Stress: What is it, and How Can We Manage it?
In 2017, as part of an identified strategy, the Waterloo Region Suicide Prevention Council underwent a project to collect stress, life promotion, and resiliency resources from across the web. This information collected about stress is now included here, in an updated and edited blog post.
What is Stress?
Stress is an individual and personal response to a situation. Individuals may have different stress responses, different stress thresholds, and different signs of stress. The stress response may also vary within an individual day by day – what may not cause stress on one day may cause stress on another, depending on context and the presence of other stressors or resilience factors. For example, on a typical day coming home to dirty dishes may not be a stressor for you. However, if you’ve had a busy day at work and come home feeling exhausted, that same situation of coming home to dirty dishes may cause stress.

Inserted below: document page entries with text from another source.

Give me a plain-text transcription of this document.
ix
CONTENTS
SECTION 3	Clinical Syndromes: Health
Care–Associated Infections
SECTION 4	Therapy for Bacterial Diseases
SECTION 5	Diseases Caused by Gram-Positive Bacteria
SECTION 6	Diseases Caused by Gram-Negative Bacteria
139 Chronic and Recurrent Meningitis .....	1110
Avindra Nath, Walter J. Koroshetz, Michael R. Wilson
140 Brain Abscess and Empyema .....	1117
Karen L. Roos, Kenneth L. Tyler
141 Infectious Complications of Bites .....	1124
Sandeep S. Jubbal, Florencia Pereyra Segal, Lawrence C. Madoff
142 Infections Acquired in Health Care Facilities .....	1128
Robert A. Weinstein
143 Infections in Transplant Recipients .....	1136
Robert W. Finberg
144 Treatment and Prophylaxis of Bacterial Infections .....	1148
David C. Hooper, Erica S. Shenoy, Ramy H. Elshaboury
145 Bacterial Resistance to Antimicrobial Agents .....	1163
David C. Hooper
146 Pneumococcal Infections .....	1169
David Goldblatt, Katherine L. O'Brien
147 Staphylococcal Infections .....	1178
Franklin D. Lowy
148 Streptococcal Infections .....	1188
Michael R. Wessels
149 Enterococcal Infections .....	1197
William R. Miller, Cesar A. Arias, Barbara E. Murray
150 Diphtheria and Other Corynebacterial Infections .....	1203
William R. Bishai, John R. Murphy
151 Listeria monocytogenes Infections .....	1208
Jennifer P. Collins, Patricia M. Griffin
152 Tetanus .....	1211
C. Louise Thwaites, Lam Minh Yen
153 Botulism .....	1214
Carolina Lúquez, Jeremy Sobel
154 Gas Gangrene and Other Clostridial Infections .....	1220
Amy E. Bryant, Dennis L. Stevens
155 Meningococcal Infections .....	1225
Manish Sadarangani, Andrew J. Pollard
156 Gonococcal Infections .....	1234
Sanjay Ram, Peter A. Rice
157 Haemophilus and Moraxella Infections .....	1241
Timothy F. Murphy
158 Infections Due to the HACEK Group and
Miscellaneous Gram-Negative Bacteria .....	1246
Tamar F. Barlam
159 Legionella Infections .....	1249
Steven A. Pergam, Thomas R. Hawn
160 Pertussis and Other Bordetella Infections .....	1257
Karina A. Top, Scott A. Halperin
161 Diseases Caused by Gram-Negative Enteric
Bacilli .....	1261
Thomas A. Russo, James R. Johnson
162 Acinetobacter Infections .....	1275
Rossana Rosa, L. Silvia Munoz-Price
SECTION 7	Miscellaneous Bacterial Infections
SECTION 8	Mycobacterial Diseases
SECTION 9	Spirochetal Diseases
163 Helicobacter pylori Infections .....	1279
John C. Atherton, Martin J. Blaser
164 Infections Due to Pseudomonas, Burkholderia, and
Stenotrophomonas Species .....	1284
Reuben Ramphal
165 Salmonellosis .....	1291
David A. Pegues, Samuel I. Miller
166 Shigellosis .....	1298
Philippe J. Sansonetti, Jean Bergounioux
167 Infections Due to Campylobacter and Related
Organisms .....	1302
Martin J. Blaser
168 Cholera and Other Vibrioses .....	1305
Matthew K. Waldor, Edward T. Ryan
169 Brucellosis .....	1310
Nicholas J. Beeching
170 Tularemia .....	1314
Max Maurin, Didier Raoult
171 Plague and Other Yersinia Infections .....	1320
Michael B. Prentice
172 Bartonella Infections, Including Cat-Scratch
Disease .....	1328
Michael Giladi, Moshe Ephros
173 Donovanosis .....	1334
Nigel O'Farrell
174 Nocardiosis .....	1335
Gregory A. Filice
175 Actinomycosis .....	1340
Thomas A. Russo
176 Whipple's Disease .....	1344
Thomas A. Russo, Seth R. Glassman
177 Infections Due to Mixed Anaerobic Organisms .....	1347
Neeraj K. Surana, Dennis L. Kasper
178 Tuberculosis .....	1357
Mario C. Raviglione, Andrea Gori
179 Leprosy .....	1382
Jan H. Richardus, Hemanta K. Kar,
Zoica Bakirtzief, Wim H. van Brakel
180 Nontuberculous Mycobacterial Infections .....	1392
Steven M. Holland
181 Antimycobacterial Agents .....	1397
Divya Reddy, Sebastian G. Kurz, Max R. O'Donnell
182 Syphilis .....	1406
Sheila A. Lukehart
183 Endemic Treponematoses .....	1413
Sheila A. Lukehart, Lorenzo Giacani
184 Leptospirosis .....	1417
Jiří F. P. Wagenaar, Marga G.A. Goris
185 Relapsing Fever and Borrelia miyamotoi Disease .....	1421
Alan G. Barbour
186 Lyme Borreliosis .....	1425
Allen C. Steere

Stress can be beneficial and some researchers, such as Kelly McGonigal, Ph.D. in her book “The Upside of Stress: Why Stress Is Good for You, and How to Get Good at It” argue that stress can have positive benefits. For example, stress may make us more alert or productive. However other research shows that too much stress or chronic stress can lead to consequences such as poor physical and mental health (See this page of the American Psychological Association for more information on the effects of stress on our body). The stress threshold for when beneficial stress becomes harmful stress will differ person by person and day by day.
It is important for us all to learn to recognize what our signs or stress are – often we may not recognize we are stressed until that stress culminates in a short temper and irritation towards friends or family members, or body pains and headaches that seemingly “come from nowhere”. Often these signs tell us we have been experiencing stress and may need to focus on reducing that stress to improve physical and mental health.
While signs of stress differ as stress is an individual response, here are some common signs of stress you may experience.
How can I cope with stress?
Stress is a part of life. Everyone at one time or another will experience stress, and the way we know we’re stressed can be different for each of us. Sometimes a stressful thing won’t last long- we may problem-solve, reach out to supports, or find a way to cope. At other times, a stressful situation can last longer and affect our ability to live our life the way we normally would. It’s during these times that it’s important to explore different t ways that can help us manage and overcome stressful situations (American Psychological Association).
Some examples of ways you may be able to manage stress are:
- Addressing the source of stress directly (for example, reducing hours at work if you are able to or removing email notifications from your phone).
- Establishing a healthy and manageable routine- this can reduce unpredictability, the mental load of decision making, and can help you to engage in positive coping strategies such as exercise, engaging in hobbies, or socializing with others.
- Being honest with your support system about the stress you are experiencing and ask for help if needed.
Resources for Further Learning
Below are some web-based resources with further information and resources on stress & how to handle stress in your life.
How do you Know You’re Stressed? – American Institute of Stress
Stress can affect both our emotional and physical health. Learn how to recognize the signs of stress and what to do about it.
Stress in Your Everyday Life – American Psychological Association
Stressful situations can range from short-lived and easily managed to lengthy more serious situations. Recognizing our stress level and learning how to manage it will lead to a healthier happier life.
Workplace Stress– Helpguide.org
Coping with stress in the workplace can be a challenge at times. Some workplace stress is normal, but too much stress can affect how well we are doing at our job. Learning about the signs of stress at work and tips for relieving stress can lead to a more fulfilling work life.
Stress at different Stages of Life – Centre for Studies on Human Stress
Young people, Parents, Elders, and Workers experience stress for different reasons. At every age, there are different ways to cope with stress.
Coping with Stress (Parents, Kids and Teens, and Educators) – Centers for Disease Control
Healthy coping strategies look different for kids and teens than they do for parents and even teachers. Plans to manage our stress should be matched with our individual situations.